O panorama é complexo e, nesse entra e sai do rol das atividades alcançadas pelo IS, muito se debate sobre as apostas de quota fixa (apostas esportivas e jogo online). devem ou não sofrer a incidência do IS? Minha resposta é não. Vou explicar.
O IS é um tributo de natureza extrafiscal. Isso quer dizer que sua finalidade não é arrecadatória, não é engordar os cofres públicos. Seu papel é de estimular ou inibir condutas de acordo com os interesses do Estado. No caso, taxar uma atividade com o IS significa passar a mensagem de que o Brasil não apoia essa conduta. A tolera, mas não apoia.
Mas, querendo ou não, os tributos vão gerar arrecadação para o Estado. Isso é inegável. Por essa razão, os recursos obtidos com tributos de natureza extrafiscal são destinados a corrigir as distorções causadas na sociedade.

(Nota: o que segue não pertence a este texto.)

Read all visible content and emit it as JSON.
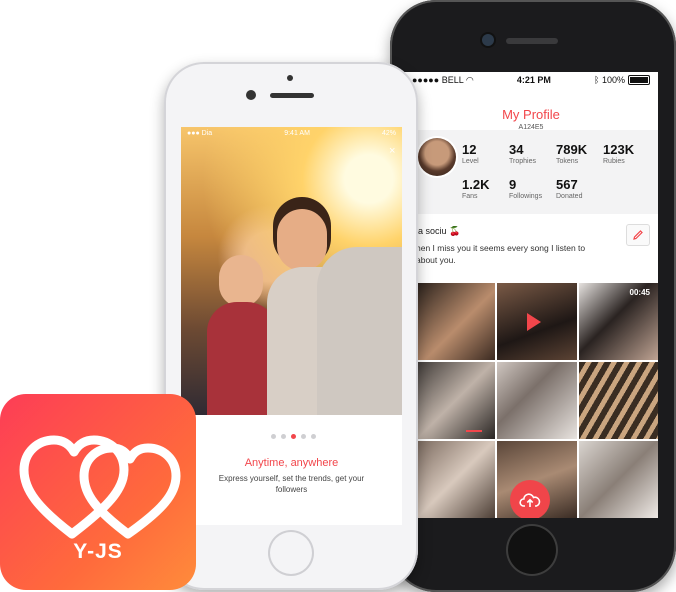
{
  "right_phone": {
    "status": {
      "carrier": "BELL",
      "time": "4:21 PM",
      "battery": "100%"
    },
    "profile": {
      "title": "My Profile",
      "id": "A124E5",
      "stats": [
        {
          "value": "12",
          "label": "Level"
        },
        {
          "value": "34",
          "label": "Trophies"
        },
        {
          "value": "789K",
          "label": "Tokens"
        },
        {
          "value": "123K",
          "label": "Rubies"
        },
        {
          "value": "1.2K",
          "label": "Fans"
        },
        {
          "value": "9",
          "label": "Followings"
        },
        {
          "value": "567",
          "label": "Donated"
        }
      ],
      "username": "ia sociu 🍒",
      "bio": "hen I miss you it seems every song I listen to  about you."
    },
    "media": {
      "video_duration": "00:45"
    },
    "accent": "#f2464b"
  },
  "left_phone": {
    "status": {
      "carrier": "Dia",
      "time": "9:41 AM",
      "battery": "42%"
    },
    "close": "×",
    "onboarding": {
      "title": "Anytime, anywhere",
      "description": "Express yourself, set the trends, get your followers",
      "page_count": 5,
      "active_page": 3
    }
  },
  "app_icon": {
    "name": "Y-JS",
    "gradient": [
      "#fd3d56",
      "#ff8c3b"
    ]
  }
}
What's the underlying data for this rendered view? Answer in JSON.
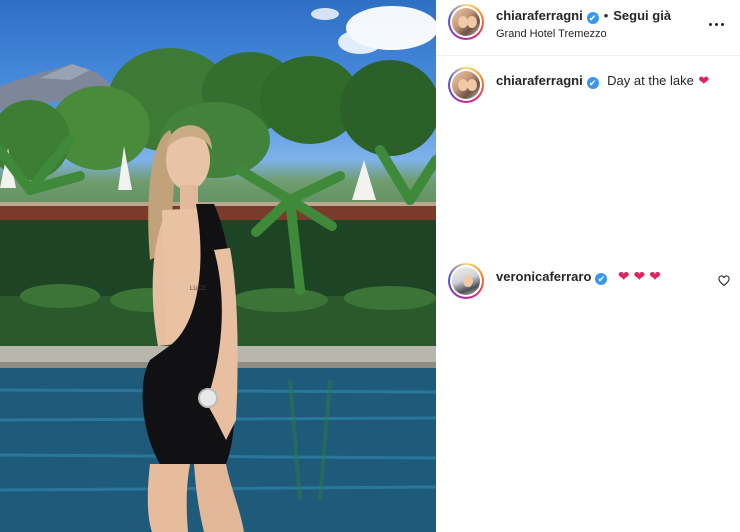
{
  "post": {
    "author": "chiaraferragni",
    "follow_label": "Segui già",
    "location": "Grand Hotel Tremezzo",
    "caption": "Day at the lake",
    "caption_emoji": "❤",
    "verified_glyph": "✔"
  },
  "comments": [
    {
      "username": "veronicaferraro",
      "text": "❤ ❤ ❤"
    }
  ],
  "photo": {
    "watch_text": "LUCE"
  },
  "icons": {
    "more": "more-options-icon",
    "verified": "verified-badge-icon",
    "like": "heart-outline-icon"
  },
  "colors": {
    "verified_blue": "#3897f0",
    "heart_red": "#e0245e",
    "text": "#262626"
  }
}
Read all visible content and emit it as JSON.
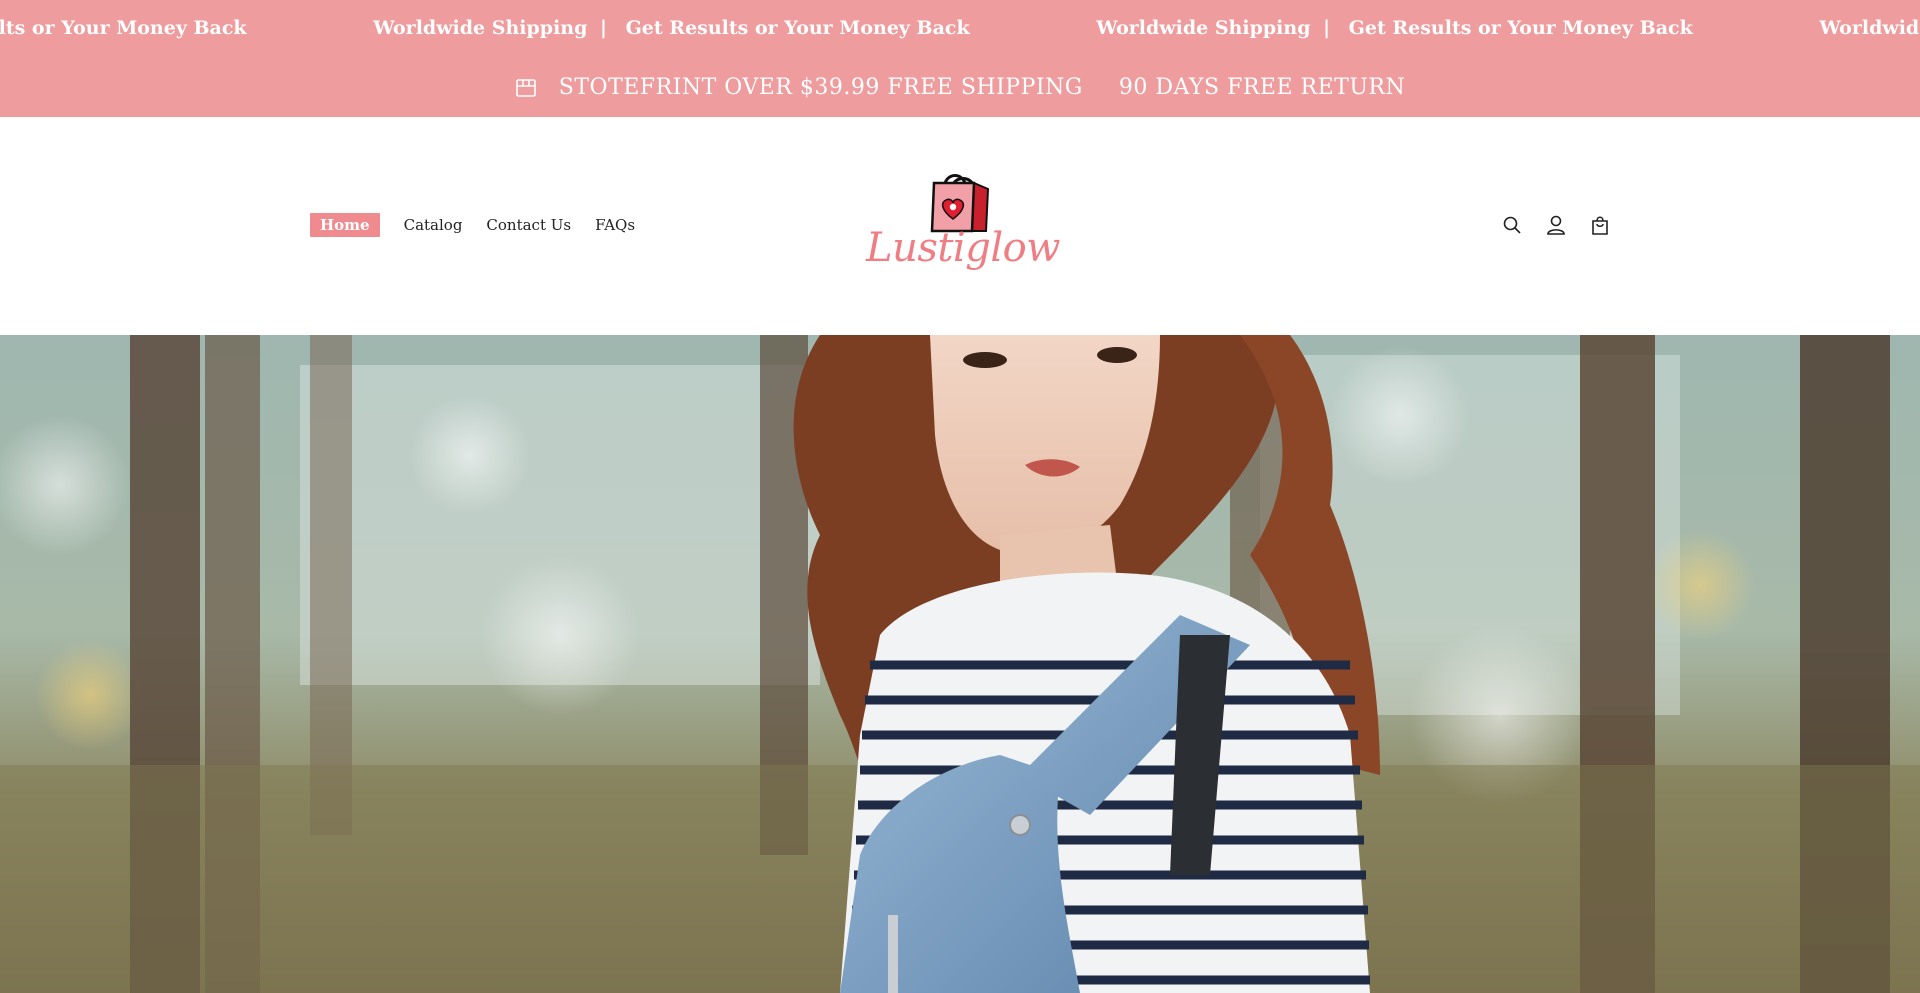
{
  "ticker": {
    "partial_text": "esults or Your Money Back",
    "shipping_text": "Worldwide Shipping",
    "separator": "|",
    "results_text": "Get Results or Your Money Back",
    "tail_text": "Worldwid"
  },
  "promo": {
    "icon": "store-icon",
    "free_shipping": "STOTEFRINT OVER $39.99 FREE SHIPPING",
    "free_return": "90 DAYS FREE RETURN"
  },
  "nav": {
    "items": [
      {
        "label": "Home",
        "active": true
      },
      {
        "label": "Catalog",
        "active": false
      },
      {
        "label": "Contact Us",
        "active": false
      },
      {
        "label": "FAQs",
        "active": false
      }
    ]
  },
  "logo": {
    "text": "Lustiglow",
    "icon": "shopping-bag-heart-logo"
  },
  "header_icons": {
    "search": "search-icon",
    "account": "user-icon",
    "cart": "cart-bag-icon"
  },
  "hero": {
    "image": "woman-in-striped-shirt-and-denim-overalls-in-forest"
  },
  "colors": {
    "accent": "#ef9c9e",
    "nav_active": "#ef8a8e",
    "logo_pink": "#ef7e84",
    "bag_red": "#e84a5a",
    "text_dark": "#222222"
  }
}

Vejamos o caso das apostas de quota fixa. A Lei 13.756/18, em seu artigo 29, prevê que o operador, além de todos os tributos corporativos que qualquer prestador de serviço paga, terá um encargo adicional: uma contribuição de 12% sobre a sua receita bruta.
E qual o propósito dessa carga adicional sobre o setor de jogos? Onerar a atividade. A mensagem que o Estado brasileiro transmite com essa contribuição de 12% é a de que ele respeita o livre-arbítrio das pessoas e tolera a atividade em seu território, mas que não a estimula. Essa é a razão do adicional de 12% incidente sobre o setor. Busca-se inibir uma conduta, sendo a contribuição um instrumento de política pública.
Reforça a natureza extrafiscal da contribuição de 12% prevista na Lei 13.755/18 o fato de os recursos arrecadados terem destinações para as áreas da saúde, da segurança pública e do esporte.
Do texto legal, fica nítida a intenção do legislador de usar a arrecadação para sanar as distorções causadas pelas apostas nessas áreas sociais.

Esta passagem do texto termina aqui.